SST and TTS processes within the Node-RED editor

6 Conclusion

The increase in the number of elderly people and consequently the increased occurrence we will see in the future of geriatric cognitive disorders requires new systems for developing AAL solutions. Therefore, this research work aims to propose the development of Cognitive Building through the exploitation of the DT paradigm.
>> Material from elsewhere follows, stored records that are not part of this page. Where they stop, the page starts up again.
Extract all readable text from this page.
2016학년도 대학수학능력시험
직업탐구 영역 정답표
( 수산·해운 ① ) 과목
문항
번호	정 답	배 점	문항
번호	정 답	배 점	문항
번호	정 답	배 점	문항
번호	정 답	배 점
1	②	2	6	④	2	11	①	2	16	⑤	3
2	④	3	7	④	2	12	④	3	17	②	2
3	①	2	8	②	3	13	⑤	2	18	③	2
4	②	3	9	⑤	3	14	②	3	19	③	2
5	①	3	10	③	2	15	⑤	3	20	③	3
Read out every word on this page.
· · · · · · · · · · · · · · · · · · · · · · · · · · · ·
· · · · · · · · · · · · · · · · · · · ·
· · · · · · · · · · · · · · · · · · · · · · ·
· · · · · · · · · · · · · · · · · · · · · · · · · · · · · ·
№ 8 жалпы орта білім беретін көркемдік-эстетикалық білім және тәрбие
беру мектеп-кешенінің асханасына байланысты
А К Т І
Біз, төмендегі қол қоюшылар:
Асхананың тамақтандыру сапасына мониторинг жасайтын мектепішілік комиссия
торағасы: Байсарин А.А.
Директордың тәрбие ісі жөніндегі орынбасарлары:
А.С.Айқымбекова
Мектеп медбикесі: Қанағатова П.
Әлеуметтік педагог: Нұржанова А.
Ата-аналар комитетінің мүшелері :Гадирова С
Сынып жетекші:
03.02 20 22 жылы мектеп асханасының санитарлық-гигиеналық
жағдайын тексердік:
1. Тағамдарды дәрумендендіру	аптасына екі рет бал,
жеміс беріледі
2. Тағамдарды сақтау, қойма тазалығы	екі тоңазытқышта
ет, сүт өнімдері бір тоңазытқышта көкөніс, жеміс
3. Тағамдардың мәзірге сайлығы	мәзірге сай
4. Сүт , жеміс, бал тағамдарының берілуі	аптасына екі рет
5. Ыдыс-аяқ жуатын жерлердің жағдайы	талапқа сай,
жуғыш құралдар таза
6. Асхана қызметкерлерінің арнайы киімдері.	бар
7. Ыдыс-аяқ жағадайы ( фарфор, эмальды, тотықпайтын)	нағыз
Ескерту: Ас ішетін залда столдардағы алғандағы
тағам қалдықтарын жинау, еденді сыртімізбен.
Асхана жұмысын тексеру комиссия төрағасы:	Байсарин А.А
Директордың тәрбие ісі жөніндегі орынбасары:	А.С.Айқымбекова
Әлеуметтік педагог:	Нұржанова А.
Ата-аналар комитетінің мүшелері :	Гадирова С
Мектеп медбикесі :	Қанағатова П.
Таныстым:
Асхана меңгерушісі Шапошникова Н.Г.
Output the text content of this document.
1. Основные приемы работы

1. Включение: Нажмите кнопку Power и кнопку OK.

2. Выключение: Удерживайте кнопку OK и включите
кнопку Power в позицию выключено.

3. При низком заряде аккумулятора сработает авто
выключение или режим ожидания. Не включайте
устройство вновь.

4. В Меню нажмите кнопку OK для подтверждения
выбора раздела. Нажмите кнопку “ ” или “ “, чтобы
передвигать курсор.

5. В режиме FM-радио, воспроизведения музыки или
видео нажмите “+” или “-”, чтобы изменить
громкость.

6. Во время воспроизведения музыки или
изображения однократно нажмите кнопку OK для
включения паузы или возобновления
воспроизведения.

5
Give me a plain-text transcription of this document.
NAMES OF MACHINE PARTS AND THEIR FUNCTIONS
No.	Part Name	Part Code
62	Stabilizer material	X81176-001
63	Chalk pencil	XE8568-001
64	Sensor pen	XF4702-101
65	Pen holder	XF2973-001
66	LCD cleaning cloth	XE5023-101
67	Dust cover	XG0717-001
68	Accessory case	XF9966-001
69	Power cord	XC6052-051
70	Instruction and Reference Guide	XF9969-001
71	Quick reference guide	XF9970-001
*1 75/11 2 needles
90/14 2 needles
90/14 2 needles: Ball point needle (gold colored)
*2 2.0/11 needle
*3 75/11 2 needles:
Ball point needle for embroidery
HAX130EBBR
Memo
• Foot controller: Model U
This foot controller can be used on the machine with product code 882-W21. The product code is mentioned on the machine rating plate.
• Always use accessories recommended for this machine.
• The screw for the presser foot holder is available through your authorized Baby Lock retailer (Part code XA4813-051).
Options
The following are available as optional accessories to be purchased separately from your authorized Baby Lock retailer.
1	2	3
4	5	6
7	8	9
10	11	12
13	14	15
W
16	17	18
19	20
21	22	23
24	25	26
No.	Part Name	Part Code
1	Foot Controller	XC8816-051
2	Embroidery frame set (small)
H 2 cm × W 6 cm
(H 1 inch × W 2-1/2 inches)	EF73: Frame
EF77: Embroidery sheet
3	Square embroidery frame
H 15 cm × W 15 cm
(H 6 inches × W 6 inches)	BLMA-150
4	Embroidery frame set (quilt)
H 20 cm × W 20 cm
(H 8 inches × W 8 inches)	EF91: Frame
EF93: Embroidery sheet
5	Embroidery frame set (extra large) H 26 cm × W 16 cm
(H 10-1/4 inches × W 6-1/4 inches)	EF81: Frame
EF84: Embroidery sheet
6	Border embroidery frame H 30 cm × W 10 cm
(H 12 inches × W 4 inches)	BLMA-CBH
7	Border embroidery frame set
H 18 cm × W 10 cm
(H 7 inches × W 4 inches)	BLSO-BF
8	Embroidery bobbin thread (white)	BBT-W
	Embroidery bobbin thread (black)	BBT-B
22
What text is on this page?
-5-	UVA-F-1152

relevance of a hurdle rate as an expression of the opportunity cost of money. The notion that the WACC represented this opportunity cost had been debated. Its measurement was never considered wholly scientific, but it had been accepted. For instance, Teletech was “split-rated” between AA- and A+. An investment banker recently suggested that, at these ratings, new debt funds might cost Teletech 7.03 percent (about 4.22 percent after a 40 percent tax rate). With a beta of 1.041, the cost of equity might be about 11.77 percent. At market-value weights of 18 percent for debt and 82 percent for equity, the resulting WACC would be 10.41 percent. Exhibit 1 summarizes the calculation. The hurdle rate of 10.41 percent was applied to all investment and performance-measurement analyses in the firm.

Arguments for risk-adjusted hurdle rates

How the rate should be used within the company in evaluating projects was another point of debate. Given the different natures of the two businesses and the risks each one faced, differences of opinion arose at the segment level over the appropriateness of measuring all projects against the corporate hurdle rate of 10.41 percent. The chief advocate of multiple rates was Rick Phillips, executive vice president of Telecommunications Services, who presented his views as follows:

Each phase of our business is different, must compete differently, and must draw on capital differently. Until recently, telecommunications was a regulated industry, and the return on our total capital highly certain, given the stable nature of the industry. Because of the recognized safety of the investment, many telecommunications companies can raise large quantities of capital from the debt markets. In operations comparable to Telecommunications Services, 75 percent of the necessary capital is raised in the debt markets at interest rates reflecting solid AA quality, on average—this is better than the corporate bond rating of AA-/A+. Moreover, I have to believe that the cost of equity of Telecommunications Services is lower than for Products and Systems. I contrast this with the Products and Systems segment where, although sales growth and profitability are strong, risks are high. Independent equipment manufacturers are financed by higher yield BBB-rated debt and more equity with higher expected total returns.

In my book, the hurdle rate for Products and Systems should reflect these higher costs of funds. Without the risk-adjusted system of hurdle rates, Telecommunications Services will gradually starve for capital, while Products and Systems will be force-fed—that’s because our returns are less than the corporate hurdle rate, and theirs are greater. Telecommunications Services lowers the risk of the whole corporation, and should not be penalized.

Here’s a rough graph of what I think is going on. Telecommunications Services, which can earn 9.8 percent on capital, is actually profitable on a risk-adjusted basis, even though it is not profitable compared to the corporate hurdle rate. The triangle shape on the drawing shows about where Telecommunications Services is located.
The grounded multi-agent system architecture defines a model able to autonomously perform real-time high-level reasoning, that allows the detection of anomalies in daily scenarios, and consequently offers support to the user. The knowledge development applied here is a major strength: the raw data that is captured by multi-modal sensors (visual and non-visual) and subsequently reported in 3D in real time, but also the reasoning applied at a high level when anomalies are detected. AR is performed using a neural network model that leverages 3D data derived from the user’s pre-processed real-time 3D representation. On the other hand, the OOBN can recognize wasteful, meaningless, or dangerous behaviors, environmental distress, changes in behavioral patterns, and serious medical situations or events, and then trigger specific services. Two-way voice interaction with the individual is performed by the dialogue system, implemented in the Automation HUB agent, based on Node-RED. A number of improvements can be addressed as future work of this study: implementing the MS-G3D model; learning the OOBN modules through data captured from a real-world AAL environment; and fully testing the entire pipeline in an end-to-end manner.